Java - Parsing CSV Files How To

Parsing CSV files is one of those routine tasks that can end up taking an inordinate amount of time for a programmer to handle, especially once you discover the CSV file is not clean. Often CSV files come with extraneous headers and footers like, page numbers and distribution information. This is especially true if they are user generated, from spreadsheet applications like Open Office, or are effectively screen scraps of reports from some mainframe or AS400 reporting application. Ideally you would like to throw the file back at the person sending it, and ask them to clean it up, but this is usually not possible, unfortunately :).

StringTokenizer not a good option for parsing CSV Files in Java

Beside there being "non-compliant" records, often the fields themselves contain the very characters that the CSV "standard"  uses to delimit records and strings.

"first' name","last,name","12,00.00","Distributes "cheap" childrens toys"
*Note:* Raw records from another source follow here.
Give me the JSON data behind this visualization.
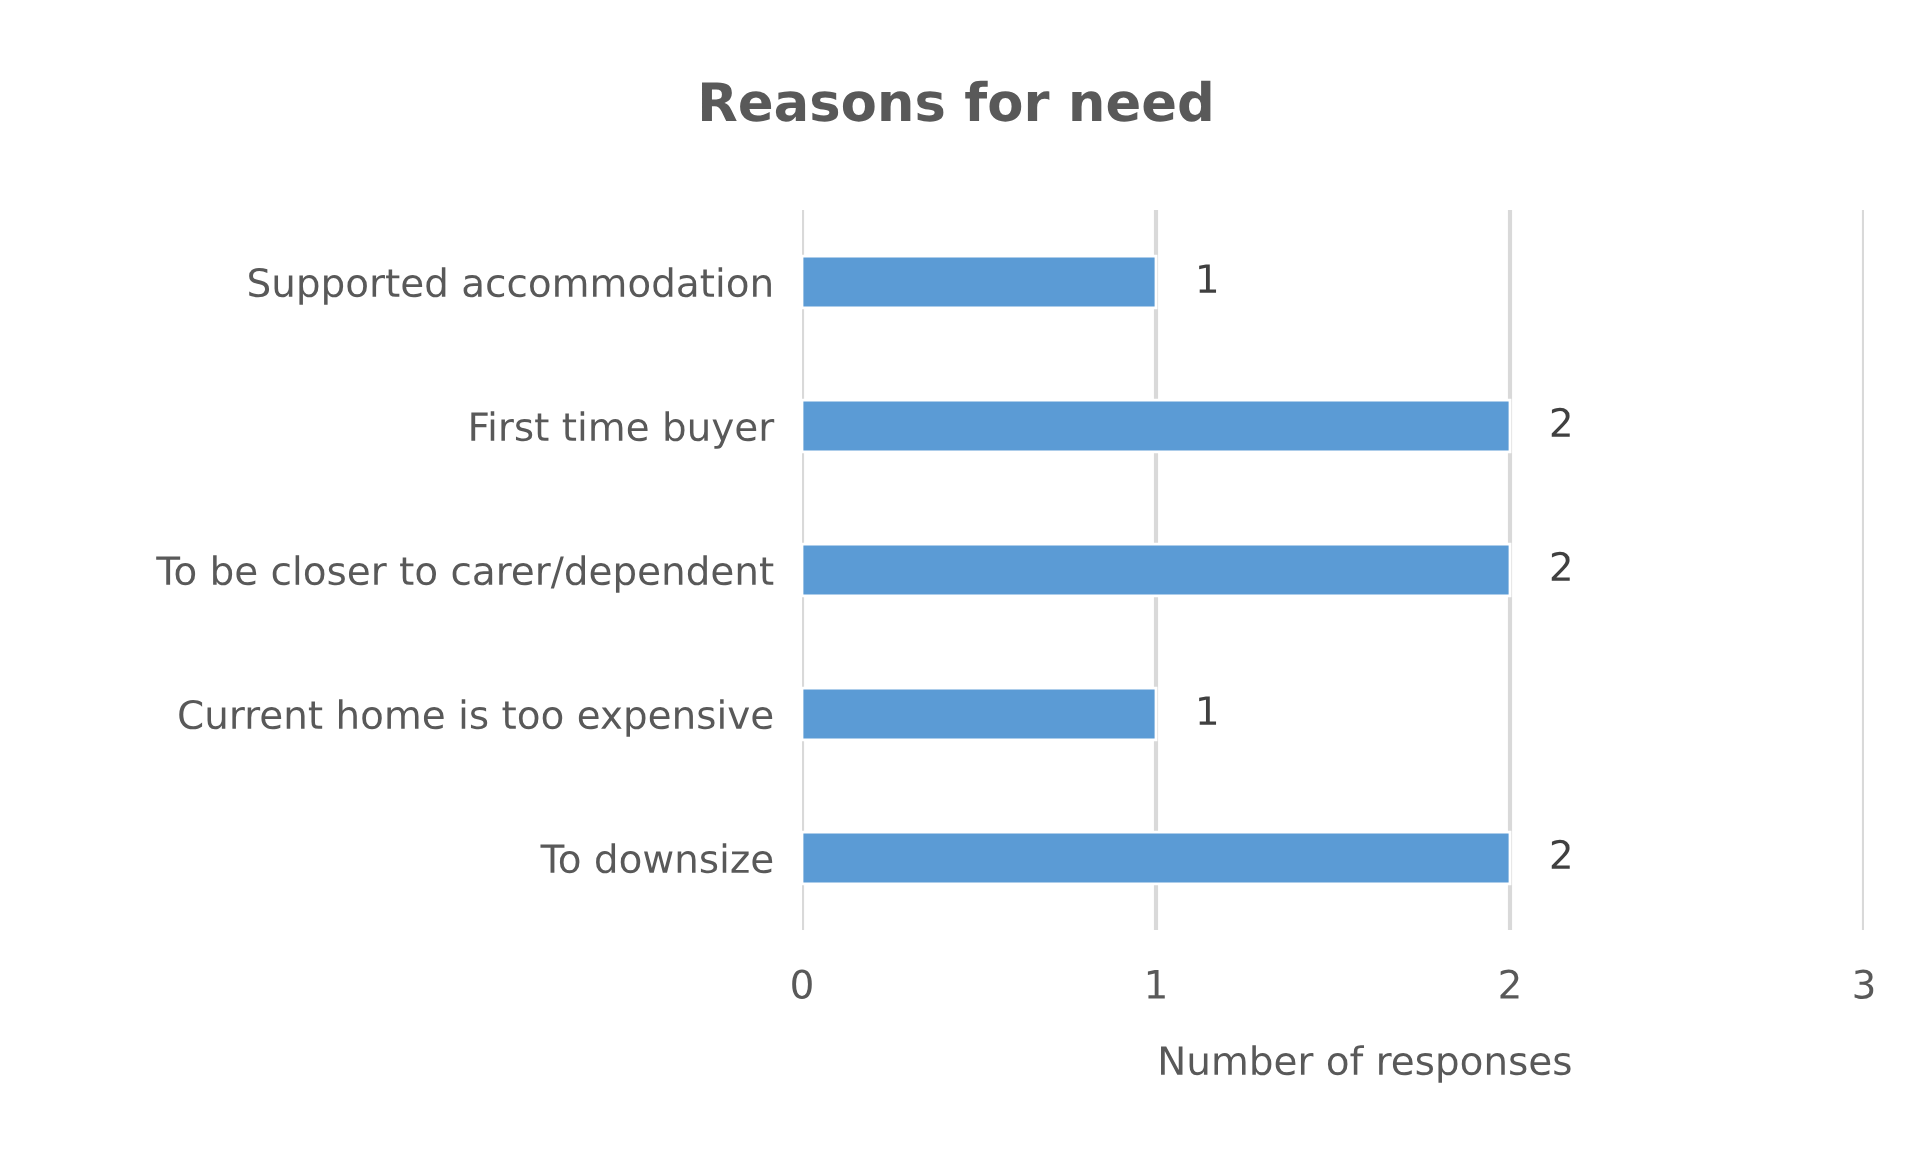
{
  "chart_data": {
    "type": "bar",
    "orientation": "horizontal",
    "title": "Reasons for need",
    "xlabel": "Number of responses",
    "categories": [
      "Supported accommodation",
      "First time buyer",
      "To be closer to carer/dependent",
      "Current home is too expensive",
      "To downsize"
    ],
    "values": [
      1,
      2,
      2,
      1,
      2
    ],
    "color": "#5b9bd5",
    "xlim": [
      0,
      3
    ],
    "xticks": [
      0,
      1,
      2,
      3
    ],
    "grid": "x",
    "data_labels": true,
    "legend": false
  }
}
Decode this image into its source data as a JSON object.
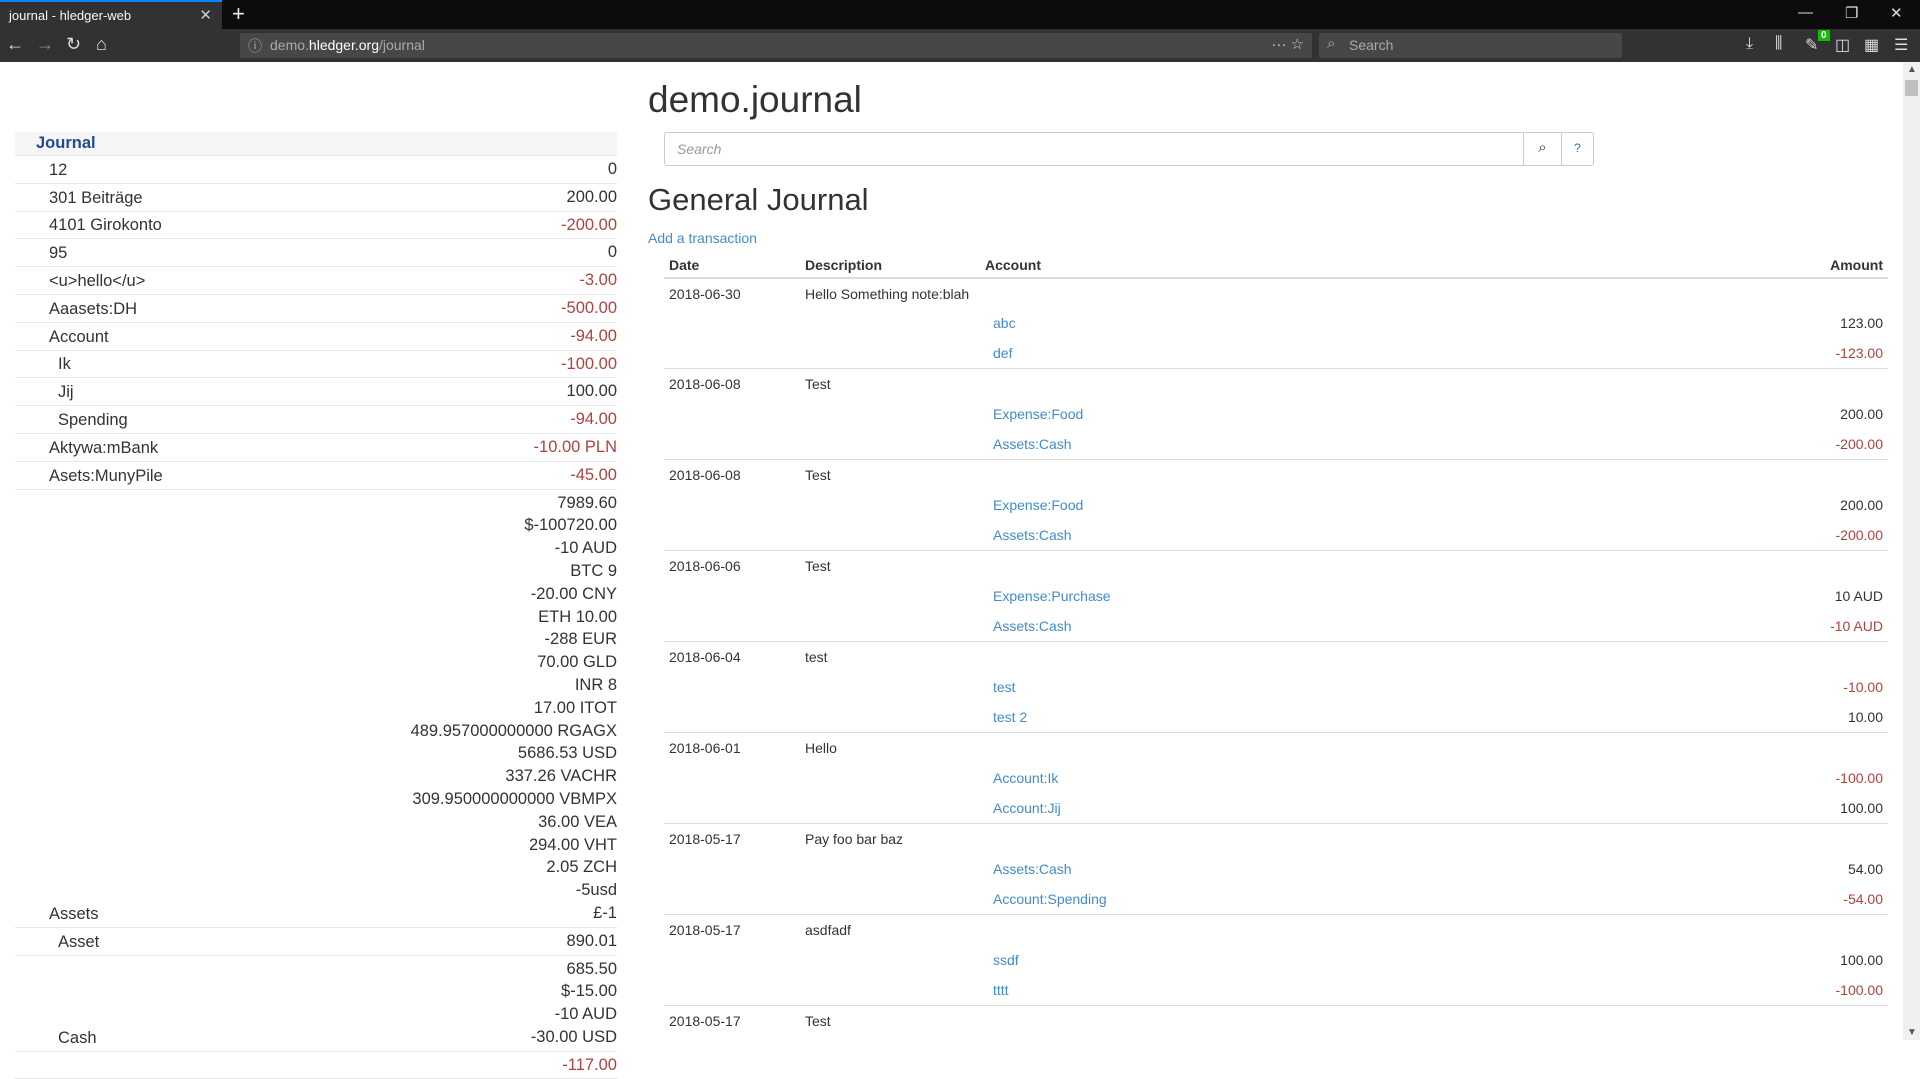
{
  "browser": {
    "tab_title": "journal - hledger-web",
    "url_host_prefix": "demo.",
    "url_host": "hledger.org",
    "url_path": "/journal",
    "search_placeholder": "Search",
    "badge_count": "0"
  },
  "sidebar": {
    "title": "Journal",
    "rows": [
      {
        "name": "12",
        "level": 1,
        "amounts": [
          "0"
        ],
        "neg": false
      },
      {
        "name": "301 Beiträge",
        "level": 1,
        "amounts": [
          "200.00"
        ],
        "neg": false
      },
      {
        "name": "4101 Girokonto",
        "level": 1,
        "amounts": [
          "-200.00"
        ],
        "neg": true
      },
      {
        "name": "95",
        "level": 1,
        "amounts": [
          "0"
        ],
        "neg": false
      },
      {
        "name": "<u>hello</u>",
        "level": 1,
        "amounts": [
          "-3.00"
        ],
        "neg": true
      },
      {
        "name": "Aaasets:DH",
        "level": 1,
        "amounts": [
          "-500.00"
        ],
        "neg": true
      },
      {
        "name": "Account",
        "level": 1,
        "amounts": [
          "-94.00"
        ],
        "neg": true
      },
      {
        "name": "Ik",
        "level": 2,
        "amounts": [
          "-100.00"
        ],
        "neg": true
      },
      {
        "name": "Jij",
        "level": 2,
        "amounts": [
          "100.00"
        ],
        "neg": false
      },
      {
        "name": "Spending",
        "level": 2,
        "amounts": [
          "-94.00"
        ],
        "neg": true
      },
      {
        "name": "Aktywa:mBank",
        "level": 1,
        "amounts": [
          "-10.00 PLN"
        ],
        "neg": true
      },
      {
        "name": "Asets:MunyPile",
        "level": 1,
        "amounts": [
          "-45.00"
        ],
        "neg": true
      },
      {
        "name": "Assets",
        "level": 1,
        "amounts": [
          "7989.60",
          "$-100720.00",
          "-10 AUD",
          "BTC 9",
          "-20.00 CNY",
          "ETH 10.00",
          "-288 EUR",
          "70.00 GLD",
          "INR 8",
          "17.00 ITOT",
          "489.957000000000 RGAGX",
          "5686.53 USD",
          "337.26 VACHR",
          "309.950000000000 VBMPX",
          "36.00 VEA",
          "294.00 VHT",
          "2.05 ZCH",
          "-5usd",
          "£-1"
        ],
        "neg": false
      },
      {
        "name": "Asset",
        "level": 2,
        "amounts": [
          "890.01"
        ],
        "neg": false
      },
      {
        "name": "Cash",
        "level": 2,
        "amounts": [
          "685.50",
          "$-15.00",
          "-10 AUD",
          "-30.00 USD"
        ],
        "neg": false
      },
      {
        "name": "",
        "level": 2,
        "amounts": [
          "-117.00"
        ],
        "neg": false
      }
    ]
  },
  "main": {
    "title": "demo.journal",
    "search_placeholder": "Search",
    "help_label": "?",
    "heading": "General Journal",
    "add_link": "Add a transaction",
    "columns": {
      "date": "Date",
      "description": "Description",
      "account": "Account",
      "amount": "Amount"
    },
    "transactions": [
      {
        "date": "2018-06-30",
        "description": "Hello Something note:blah",
        "postings": [
          {
            "account": "abc",
            "amount": "123.00",
            "neg": false
          },
          {
            "account": "def",
            "amount": "-123.00",
            "neg": true
          }
        ]
      },
      {
        "date": "2018-06-08",
        "description": "Test",
        "postings": [
          {
            "account": "Expense:Food",
            "amount": "200.00",
            "neg": false
          },
          {
            "account": "Assets:Cash",
            "amount": "-200.00",
            "neg": true
          }
        ]
      },
      {
        "date": "2018-06-08",
        "description": "Test",
        "postings": [
          {
            "account": "Expense:Food",
            "amount": "200.00",
            "neg": false
          },
          {
            "account": "Assets:Cash",
            "amount": "-200.00",
            "neg": true
          }
        ]
      },
      {
        "date": "2018-06-06",
        "description": "Test",
        "postings": [
          {
            "account": "Expense:Purchase",
            "amount": "10 AUD",
            "neg": false
          },
          {
            "account": "Assets:Cash",
            "amount": "-10 AUD",
            "neg": true
          }
        ]
      },
      {
        "date": "2018-06-04",
        "description": "test",
        "postings": [
          {
            "account": "test",
            "amount": "-10.00",
            "neg": true
          },
          {
            "account": "test 2",
            "amount": "10.00",
            "neg": false
          }
        ]
      },
      {
        "date": "2018-06-01",
        "description": "Hello",
        "postings": [
          {
            "account": "Account:Ik",
            "amount": "-100.00",
            "neg": true
          },
          {
            "account": "Account:Jij",
            "amount": "100.00",
            "neg": false
          }
        ]
      },
      {
        "date": "2018-05-17",
        "description": "Pay foo bar baz",
        "postings": [
          {
            "account": "Assets:Cash",
            "amount": "54.00",
            "neg": false
          },
          {
            "account": "Account:Spending",
            "amount": "-54.00",
            "neg": true
          }
        ]
      },
      {
        "date": "2018-05-17",
        "description": "asdfadf",
        "postings": [
          {
            "account": "ssdf",
            "amount": "100.00",
            "neg": false
          },
          {
            "account": "tttt",
            "amount": "-100.00",
            "neg": true
          }
        ]
      },
      {
        "date": "2018-05-17",
        "description": "Test",
        "postings": []
      }
    ]
  }
}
We have all seen these kind of csv files. This is especially true for names of any kind. One of the first classes one first reaches for is java.util.StringTokenizer but you soon find its limitations. Although StringTokenizer is a great convenience class, it is not robust enough for many real world situations.

Open Source Java CSV Parsers

Luckily, because parsing CSV files is such a common task there are many libraries out there that can assist by providing the boilerplate code for this task. The apache project tried to bring the various libraries together into one, generally accepted library but the project seems to have failed with the apache commons-csv parser library languishing in the sandbox since 2007!

 Luckily apache, graciously provides us with links to the parser libraries it is trying to unify:

As well as links to a library that is not part of the unification effort, namely Super CSV. Since the other libraries are part of apache now, there has not been much activity on them. It may well be that they are mature, after all there is only so much complexity in creating a CSV parser library; but I may use of the Super CSV library as it is at least active. When the apache commons-csv is finally stable I will probably switch to that, but until then I am using Super CSV.